When assessing another person’s value as a potential friend or partner, good character tends to significantly outweigh any concrete benefits or “rewards” we may receive from them, according to a new study at New York University (NYU).
“When we learn and make decisions about people, we don’t simply look at the positive or negative outcomes they bring to us such as whether they gave us a loan or helped us move,” explains Leor Hackel, a doctoral candidate in NYU’s Department of Psychology and the study’s lead author.
“Instead, we often look beyond concrete outcomes to form trait impressions, such as how generous a person seems to be, and these impressions carry more weight in our future social decisions.”
The research offers new insights into how we learn about people from our interactions and departs from the prevailing view that we tend to see people or things in terms of the benefits — or “reward value” — they can bring us.
Using functional magnetic resonance imaging (fMRI), researchers monitored participants’ brain activity during an experiment in which participants were asked to make a series of reward-based decisions.
For the experiment, participants were asked to play an economic game with one another. This interaction allowed them to observe and learn about the other players.
For each round of the game, one participant viewed two other players and chose one to interact with; the chosen player would then share an amount of money. Some shared a lot, while others shared a little.
Importantly, some players had larger pots of money than others, and so the amount they shared could represent a large or small fraction of their funds. The proportion shared with others ultimately represented a player’s generosity, which was independent from the absolute value of the money they shared.
The aim of this part of the study was to determine whether participants made a mental note of the relative generosity of a player — a “trait impression” — in addition to learning the monetary worth of the player.
The findings revealed that participants remembered generosity information (the proportion the player gave relative to his endowment) more strongly than reward value (the absolute amount the player actually gave).
The strong tendency to focus on a player’s trait characteristics was striking, say the researchers, considering that computer modeling shows that a focus on a player’s reward value would have yielded more money to the participant.

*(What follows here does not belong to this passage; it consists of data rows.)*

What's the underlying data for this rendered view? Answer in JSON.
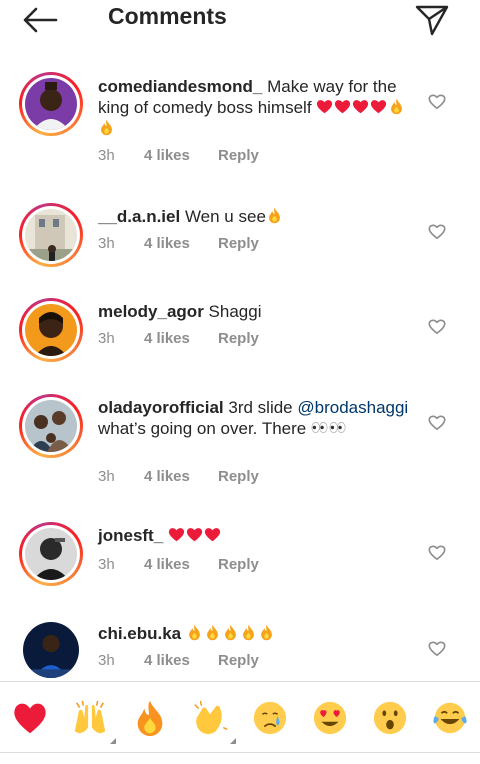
{
  "header": {
    "title": "Comments",
    "back_icon": "arrow-left-icon",
    "send_icon": "paper-plane-icon"
  },
  "comments": [
    {
      "username": "comediandesmond_",
      "text": "Make way for the king of comedy boss himself",
      "emojis_inline": [
        "red-heart",
        "red-heart",
        "red-heart",
        "red-heart",
        "fire",
        "fire"
      ],
      "time": "3h",
      "likes": "4 likes",
      "reply": "Reply"
    },
    {
      "username": "__d.a.n.iel",
      "text": "Wen u see",
      "emojis_inline": [
        "fire"
      ],
      "time": "3h",
      "likes": "4 likes",
      "reply": "Reply"
    },
    {
      "username": "melody_agor",
      "text": "Shaggi",
      "emojis_inline": [],
      "time": "3h",
      "likes": "4 likes",
      "reply": "Reply"
    },
    {
      "username": "oladayorofficial",
      "text_before": "3rd slide",
      "mention": "@brodashaggi",
      "text": "what’s going on over. There",
      "emojis_inline": [
        "eyes",
        "eyes"
      ],
      "time": "3h",
      "likes": "4 likes",
      "reply": "Reply"
    },
    {
      "username": "jonesft_",
      "text": "",
      "emojis_inline": [
        "red-heart",
        "red-heart",
        "red-heart"
      ],
      "time": "3h",
      "likes": "4 likes",
      "reply": "Reply"
    },
    {
      "username": "chi.ebu.ka",
      "text": "",
      "emojis_inline": [
        "fire",
        "fire",
        "fire",
        "fire",
        "fire"
      ],
      "time": "3h",
      "likes": "4 likes",
      "reply": "Reply"
    }
  ],
  "quick_reactions": [
    "red-heart",
    "raising-hands",
    "fire",
    "clapping-hands",
    "crying-face",
    "heart-eyes-face",
    "surprised-face",
    "tears-of-joy-face"
  ],
  "colors": {
    "heart": "#ed1b3a",
    "mention": "#00376b",
    "meta": "#8e8e8e",
    "text": "#262626"
  }
}
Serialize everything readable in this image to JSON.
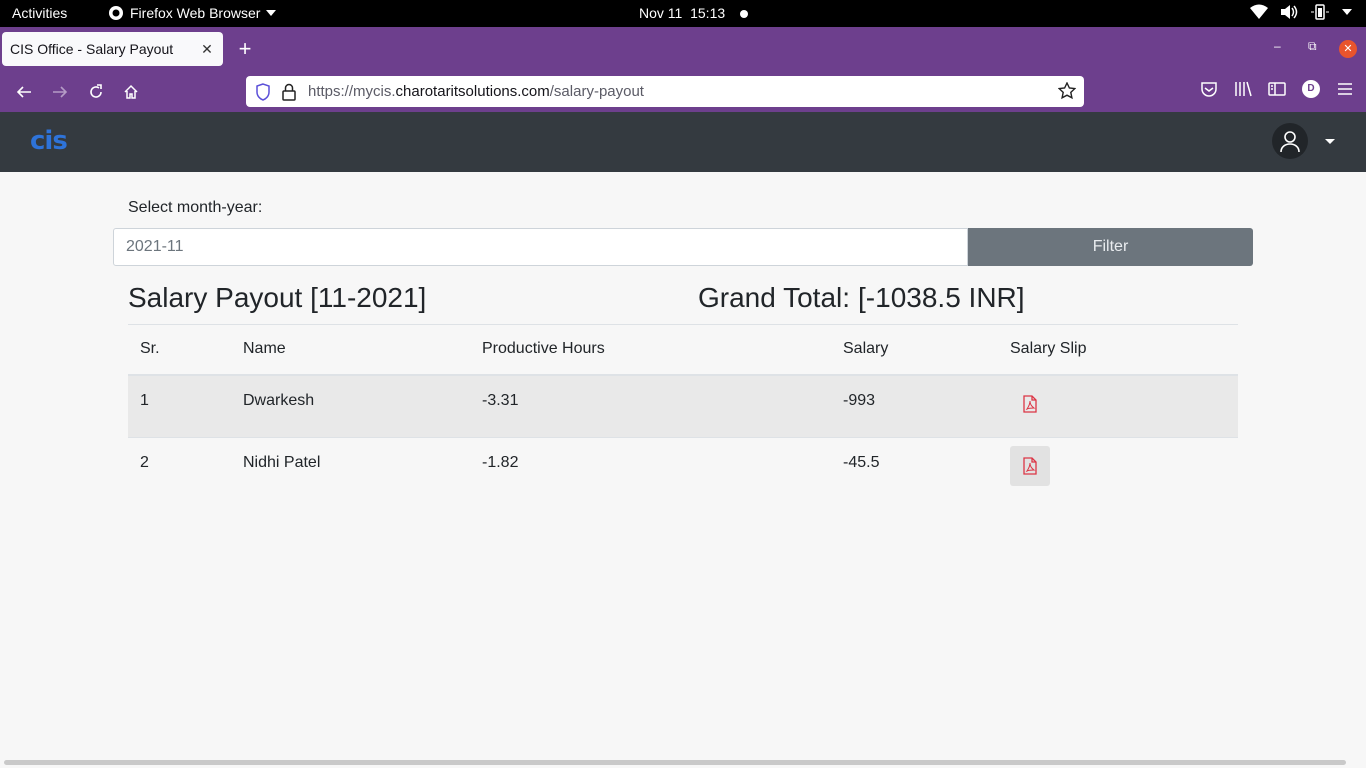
{
  "system_bar": {
    "activities": "Activities",
    "app_name": "Firefox Web Browser",
    "date": "Nov 11",
    "time": "15:13"
  },
  "browser": {
    "tab_title": "CIS Office - Salary Payout",
    "url_prefix": "https://mycis.",
    "url_domain": "charotaritsolutions.com",
    "url_path": "/salary-payout",
    "profile_initial": "D"
  },
  "app": {
    "logo": "cis"
  },
  "filter": {
    "label": "Select month-year:",
    "value": "2021-11",
    "button": "Filter"
  },
  "summary": {
    "title": "Salary Payout [11-2021]",
    "grand_total_label": "Grand Total:",
    "grand_total_value": "[-1038.5 INR]"
  },
  "table": {
    "headers": [
      "Sr.",
      "Name",
      "Productive Hours",
      "Salary",
      "Salary Slip"
    ],
    "rows": [
      {
        "sr": "1",
        "name": "Dwarkesh",
        "hours": "-3.31",
        "salary": "-993"
      },
      {
        "sr": "2",
        "name": "Nidhi Patel",
        "hours": "-1.82",
        "salary": "-45.5"
      }
    ]
  },
  "colors": {
    "browser_chrome": "#6d3f8d",
    "app_header": "#343a40",
    "filter_button": "#6c757d",
    "pdf_icon": "#dc3545"
  }
}
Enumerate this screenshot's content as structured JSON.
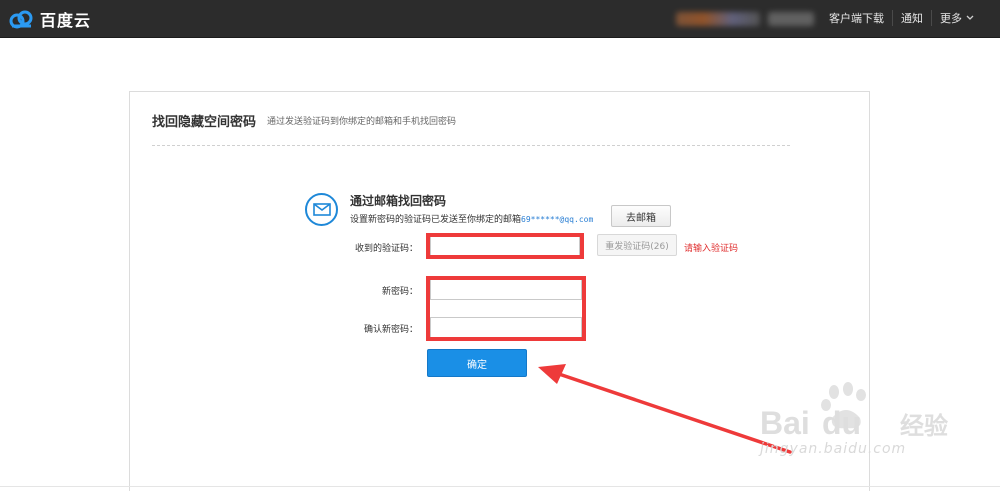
{
  "header": {
    "logo_text": "百度云",
    "nav": [
      "客户端下载",
      "通知",
      "更多"
    ]
  },
  "panel": {
    "title": "找回隐藏空间密码",
    "subtitle": "通过发送验证码到你绑定的邮箱和手机找回密码"
  },
  "email_section": {
    "heading": "通过邮箱找回密码",
    "sent_text": "设置新密码的验证码已发送至你绑定的邮箱",
    "email": "69******@qq.com",
    "goto_mailbox": "去邮箱"
  },
  "form": {
    "code_label": "收到的验证码：",
    "code_value": "",
    "resend": "重发验证码(26)",
    "error": "请输入验证码",
    "new_pwd_label": "新密码：",
    "new_pwd_value": "",
    "confirm_pwd_label": "确认新密码：",
    "confirm_pwd_value": "",
    "submit": "确定"
  },
  "watermark": {
    "brand": "Bai",
    "suffix": "经验",
    "url": "jingyan.baidu.com"
  },
  "colors": {
    "topbar": "#2c2c2c",
    "accent": "#1a8fe6",
    "highlight": "#ee3a3a",
    "error": "#e03030"
  }
}
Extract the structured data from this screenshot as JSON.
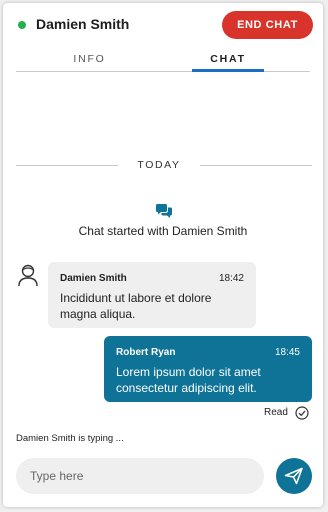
{
  "header": {
    "contact_name": "Damien Smith",
    "status": "online",
    "status_color": "#22b14c",
    "end_chat_label": "END CHAT",
    "end_chat_color": "#d9342b"
  },
  "tabs": [
    {
      "label": "INFO",
      "active": false
    },
    {
      "label": "CHAT",
      "active": true
    }
  ],
  "accent_color": "#1a6ec8",
  "divider_label": "TODAY",
  "system_message": {
    "icon": "chat-bubbles-icon",
    "text": "Chat started with Damien Smith"
  },
  "messages": [
    {
      "direction": "incoming",
      "sender": "Damien Smith",
      "time": "18:42",
      "text": "Incididunt ut labore et dolore magna aliqua.",
      "avatar_icon": "user-avatar-icon"
    },
    {
      "direction": "outgoing",
      "sender": "Robert Ryan",
      "time": "18:45",
      "text": "Lorem ipsum dolor sit amet consectetur adipiscing elit.",
      "bubble_color": "#0e7396"
    }
  ],
  "read_receipt": {
    "label": "Read",
    "icon": "check-circle-icon"
  },
  "typing_indicator": "Damien Smith is typing ...",
  "composer": {
    "placeholder": "Type here",
    "value": "",
    "send_icon": "send-icon"
  }
}
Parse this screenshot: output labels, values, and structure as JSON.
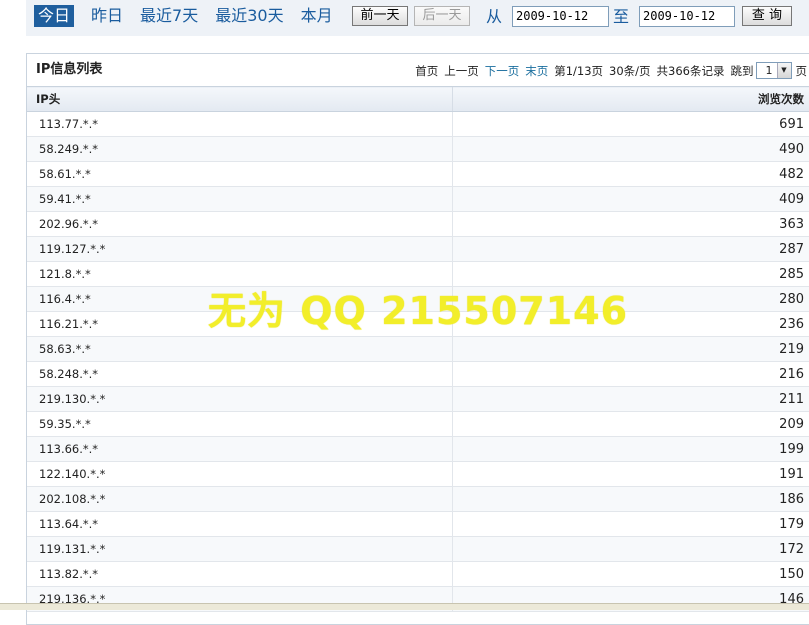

During the experiment, the researchers examined the brain activity of the subjects as they learned about the reward value and generosity of other players. Here, they found that subjects used a particular part of the brain — the ventral striatum — in learning reward value from the feedback of players. This is consistent with prior research.
However, they found that the striatum was also involved in learning about a player’s trait generosity, over and above their reward value, suggesting this brain region plays a broader role in learning than previously thought.
Finally, when participants were asked to tell which other players they would choose for a future cooperative task, their preferences were strongly guided by their trait impressions of players, over the players’ reward value.
“We think our findings will change the way scientists think about the role of value and the striatum in learning about people and things,” said Dr. David Amodio, an associate professor in NYU’s Department of Psychology.
“In other words, our results show that people naturally see others and even objects in terms of more general characteristics — and not just in terms of mere reward value.”
The study is published in the journal Nature Neuroscience.